The disclosure can also be implemented in various operating systems
and platforms, including, but not limited to, "Unix," "DOS,"
"Android," "Symbian," and "Linux."
[0110] The programmable instructions can be stored and transmitted
on a computer-readable medium. The disclosure can also be embodied
in a computer program product comprising a computer-readable
medium, with any product capable of implementing the above methods
and systems, or the numerous possible variations thereof.
[0111] Various embodiments of the methods and systems for rendering
time-compressed multimedia content on a user-computing device have
been disclosed. However, it should be apparent to those skilled in
the art that modifications, in addition to those described, are
possible without departing from the inventive concepts herein. The
embodiments, therefore, are not restrictive, except in the spirit
of the disclosure. Moreover, in interpreting the disclosure, all
terms should be understood in the broadest possible manner
consistent with the context. In particular, the terms "comprises"

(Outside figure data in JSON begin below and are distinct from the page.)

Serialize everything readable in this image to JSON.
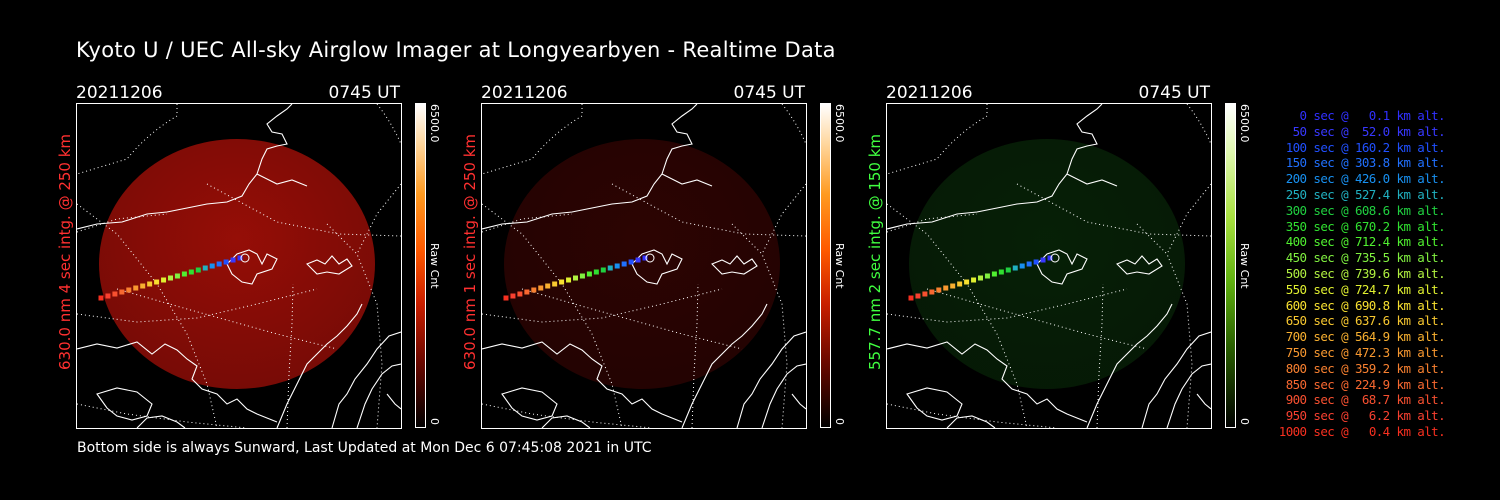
{
  "title": "Kyoto U / UEC All-sky Airglow Imager at Longyearbyen - Realtime Data",
  "footer": "Bottom side is always Sunward, Last Updated at Mon Dec  6 07:45:08 2021 in UTC",
  "colors": {
    "red": "#ff2020",
    "green": "#40ff40"
  },
  "panels": [
    {
      "date": "20211206",
      "time": "0745 UT",
      "side_label": "630.0 nm 4 sec intg. @ 250 km",
      "label_color": "#ff3030",
      "cbar_max": "6500.0",
      "cbar_min": "0",
      "cbar_unit": "Raw Cnt",
      "glow_color": "#b01008",
      "glow_intensity": 0.85
    },
    {
      "date": "20211206",
      "time": "0745 UT",
      "side_label": "630.0 nm 1 sec intg. @ 250 km",
      "label_color": "#ff3030",
      "cbar_max": "6500.0",
      "cbar_min": "0",
      "cbar_unit": "Raw Cnt",
      "glow_color": "#4a0604",
      "glow_intensity": 0.6
    },
    {
      "date": "20211206",
      "time": "0745 UT",
      "side_label": "557.7 nm 2 sec intg. @ 150 km",
      "label_color": "#40ff40",
      "cbar_max": "6500.0",
      "cbar_min": "0",
      "cbar_unit": "Raw Cnt",
      "glow_color": "#0c3a0c",
      "glow_intensity": 0.55
    }
  ],
  "legend": [
    {
      "text": "0 sec @   0.1 km alt.",
      "color": "#3030ff"
    },
    {
      "text": "50 sec @  52.0 km alt.",
      "color": "#3838ff"
    },
    {
      "text": "100 sec @ 160.2 km alt.",
      "color": "#2050ff"
    },
    {
      "text": "150 sec @ 303.8 km alt.",
      "color": "#2070ff"
    },
    {
      "text": "200 sec @ 426.0 km alt.",
      "color": "#1890f0"
    },
    {
      "text": "250 sec @ 527.4 km alt.",
      "color": "#20b0c0"
    },
    {
      "text": "300 sec @ 608.6 km alt.",
      "color": "#20d040"
    },
    {
      "text": "350 sec @ 670.2 km alt.",
      "color": "#30e030"
    },
    {
      "text": "400 sec @ 712.4 km alt.",
      "color": "#50f030"
    },
    {
      "text": "450 sec @ 735.5 km alt.",
      "color": "#80f040"
    },
    {
      "text": "500 sec @ 739.6 km alt.",
      "color": "#b0f040"
    },
    {
      "text": "550 sec @ 724.7 km alt.",
      "color": "#e0f030"
    },
    {
      "text": "600 sec @ 690.8 km alt.",
      "color": "#f8e030"
    },
    {
      "text": "650 sec @ 637.6 km alt.",
      "color": "#f8c830"
    },
    {
      "text": "700 sec @ 564.9 km alt.",
      "color": "#f8b030"
    },
    {
      "text": "750 sec @ 472.3 km alt.",
      "color": "#f89830"
    },
    {
      "text": "800 sec @ 359.2 km alt.",
      "color": "#f88030"
    },
    {
      "text": "850 sec @ 224.9 km alt.",
      "color": "#f86830"
    },
    {
      "text": "900 sec @  68.7 km alt.",
      "color": "#f85030"
    },
    {
      "text": "950 sec @   6.2 km alt.",
      "color": "#f84030"
    },
    {
      "text": "1000 sec @   0.4 km alt.",
      "color": "#f83020"
    }
  ]
}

and "comprising" should be interpreted as referring to elements,
components, or steps, in a non-exclusive manner, indicating that
the referenced elements, components, or steps may be present, used,
or combined with other elements, components, or steps that are not
expressly referenced.
[0112] A person with ordinary skills in the art will appreciate
that the systems, modules, and sub-modules have been illustrated
and explained to serve as examples and should not be considered
limiting in any manner. It will be further appreciated that the
variants of the above disclosed system elements, modules, and other
features and functions, or alternatives thereof, may be combined to
create other different systems or applications.
[0113] Those skilled in the art will appreciate that any of the
aforementioned steps and/or system modules may be suitably
replaced, reordered, or removed, and additional steps and/or system
modules may be inserted, depending on the needs of a particular
application. In addition, the systems of the aforementioned
embodiments may be implemented using a wide variety of suitable
processes and system modules, and are not limited to any particular
computer hardware, software, middleware, firmware, microcode, and
the like.
[0114] The claims can encompass embodiments for hardware and
software, or a combination thereof.
[0115] While the present disclosure has been described with
reference to certain embodiments, it will be understood by those
skilled in the art that various changes may be made and equivalents
may be substituted without departing from the scope of the present
disclosure. In addition, many modifications may be made to adapt a
particular situation or material to the teachings of the present
disclosure without departing from its scope. Therefore, it is
intended that the present disclosure not be limited to the
particular embodiment disclosed, but that the present disclosure
will include all embodiments falling within the scope of the
appended claims.
* * * * *